= Floyd R. Newman =

American oil man and founder of Allied Oil Company, Inc. of Cleveland

Floyd Roy Newman (May 4 1890 – October 10, 1990), known to his friends as F. R. or Flood, was an American oil man, founder of the Allied Oil Company, Inc. of Cleveland, and its senior partner and secretary-treasurer until it merged with the Ashland Oil and Refining Company and he joined the Board of Ashland.

An alumnus of Cornell University, Newman became one of its major benefactors, establishing four professorships and other facilities.

==Early life==
Born in Casnovia, Michigan, on May 4 1890, Newman spent his early years in Churchville, New York. He entered Cornell University in 1908, majoring in chemistry and spending much of his time on athletics. In February 1912 he skated the whole length of the frozen Cayuga Lake, just under forty miles. He was a member of the Bandhu Fraternity, later Phi Kappa Tau, and graduated in the Class of 1912.

==Career==
On leaving Cornell, Newman became a Standard Oil Company trainee and was posted to Shanghai, China. He joined the Shanghai Volunteer Corps and was promoted to first lieutenant. During World War I, Newman was commissioned into the United States Army and was an organizer of petroleum distribution to US armed forces in France. In 1919, he was still a serving officer and was in charge of the gasoline distribution for the Third Army, the Army of Occupation.

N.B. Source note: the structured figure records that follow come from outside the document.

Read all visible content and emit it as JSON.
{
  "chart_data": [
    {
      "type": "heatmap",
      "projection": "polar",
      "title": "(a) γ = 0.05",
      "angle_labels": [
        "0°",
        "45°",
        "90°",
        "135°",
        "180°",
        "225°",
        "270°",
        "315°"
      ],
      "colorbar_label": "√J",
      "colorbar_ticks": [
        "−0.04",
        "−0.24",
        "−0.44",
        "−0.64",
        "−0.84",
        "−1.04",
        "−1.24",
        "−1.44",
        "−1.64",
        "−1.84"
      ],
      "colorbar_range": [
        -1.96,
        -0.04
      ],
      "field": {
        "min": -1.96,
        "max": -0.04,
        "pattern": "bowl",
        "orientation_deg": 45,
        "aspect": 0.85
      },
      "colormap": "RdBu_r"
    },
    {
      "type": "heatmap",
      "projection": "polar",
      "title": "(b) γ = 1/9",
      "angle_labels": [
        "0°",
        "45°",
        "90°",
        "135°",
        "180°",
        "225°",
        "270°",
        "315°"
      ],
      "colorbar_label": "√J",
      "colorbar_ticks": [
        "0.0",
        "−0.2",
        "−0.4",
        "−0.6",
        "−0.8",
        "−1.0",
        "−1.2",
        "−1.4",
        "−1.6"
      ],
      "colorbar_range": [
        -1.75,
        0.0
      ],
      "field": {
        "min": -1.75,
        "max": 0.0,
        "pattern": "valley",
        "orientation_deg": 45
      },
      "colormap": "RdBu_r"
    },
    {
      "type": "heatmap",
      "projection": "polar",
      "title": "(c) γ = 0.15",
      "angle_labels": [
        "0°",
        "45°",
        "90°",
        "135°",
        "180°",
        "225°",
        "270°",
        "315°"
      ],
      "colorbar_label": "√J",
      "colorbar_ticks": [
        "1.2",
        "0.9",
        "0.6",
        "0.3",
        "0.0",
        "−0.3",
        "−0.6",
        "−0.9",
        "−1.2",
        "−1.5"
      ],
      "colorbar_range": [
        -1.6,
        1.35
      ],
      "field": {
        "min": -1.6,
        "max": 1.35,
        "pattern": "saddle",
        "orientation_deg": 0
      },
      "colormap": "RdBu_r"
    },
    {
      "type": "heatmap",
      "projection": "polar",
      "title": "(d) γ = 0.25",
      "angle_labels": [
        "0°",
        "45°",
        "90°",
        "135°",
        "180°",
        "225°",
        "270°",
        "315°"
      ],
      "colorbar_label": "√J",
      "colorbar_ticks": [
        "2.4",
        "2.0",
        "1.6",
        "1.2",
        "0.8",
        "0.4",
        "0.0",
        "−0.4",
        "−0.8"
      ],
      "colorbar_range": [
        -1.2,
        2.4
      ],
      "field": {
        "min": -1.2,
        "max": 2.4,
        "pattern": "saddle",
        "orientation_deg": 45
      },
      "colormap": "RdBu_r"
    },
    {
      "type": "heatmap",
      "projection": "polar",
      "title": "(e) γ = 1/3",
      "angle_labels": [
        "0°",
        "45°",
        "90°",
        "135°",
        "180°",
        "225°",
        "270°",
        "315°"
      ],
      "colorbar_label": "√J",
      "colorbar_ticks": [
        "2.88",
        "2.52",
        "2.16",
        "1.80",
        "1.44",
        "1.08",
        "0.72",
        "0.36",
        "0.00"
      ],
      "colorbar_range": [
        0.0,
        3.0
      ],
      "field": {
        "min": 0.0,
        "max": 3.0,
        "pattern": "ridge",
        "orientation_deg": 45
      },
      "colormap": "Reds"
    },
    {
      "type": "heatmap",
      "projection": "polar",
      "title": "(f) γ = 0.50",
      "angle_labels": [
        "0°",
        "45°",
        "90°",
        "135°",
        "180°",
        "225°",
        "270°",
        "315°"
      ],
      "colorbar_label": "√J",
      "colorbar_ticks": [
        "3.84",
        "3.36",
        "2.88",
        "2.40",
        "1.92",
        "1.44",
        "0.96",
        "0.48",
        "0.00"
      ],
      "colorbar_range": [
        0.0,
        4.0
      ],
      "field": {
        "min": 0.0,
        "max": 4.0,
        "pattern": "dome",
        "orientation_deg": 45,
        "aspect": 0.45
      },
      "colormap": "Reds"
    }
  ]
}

In 1925 Newman was a founding partner of the Allied Oil Company, Inc. of Cleveland, and was its secretary-treasurer until 1948, when it was taken over by the Ashland Oil and Refining Company. He then became a director of Ashland.

==Philanthropist==
Newman was a significant benefactor of Cornell, giving it millions of dollars which paid for a variety of buildings, endowed professorships, and supported the university's geological sciences faculty and its athletics facilities.

The Floyd R. Newman Laboratory for Nuclear Studies was built in 1947 and contained Cornell's first particle accelerator. In 1949, Newman gave the university one million dollars for its nuclear research, and in October 1951 he was elected as a Trustee of Cornell, succeeding Franklin W. Olin, founder of the Olin Corporation. In 1963 Newman donated the Helen Newman Hall, on the Cornell North Campus, a building of 65,000 square feet serving as the women's gymnasium and housing the women's physical education program, in honor of his wife. An endowment of the post of Helen Newman Director of Women's Athletics was also named for her. Among Newman's other gifts to Cornell were four endowed professorships.

In 1982, the 150-acre Arboretum of the Cornell Botanic Gardens was named in Newman's honor. He was an emeritus trustee and volunteer leader at Cornell until his death in 1990, aged almost 100, and left a trust for his daughter which endowed the position of Elizabeth Newman Wilds Director of the Botanic Gardens.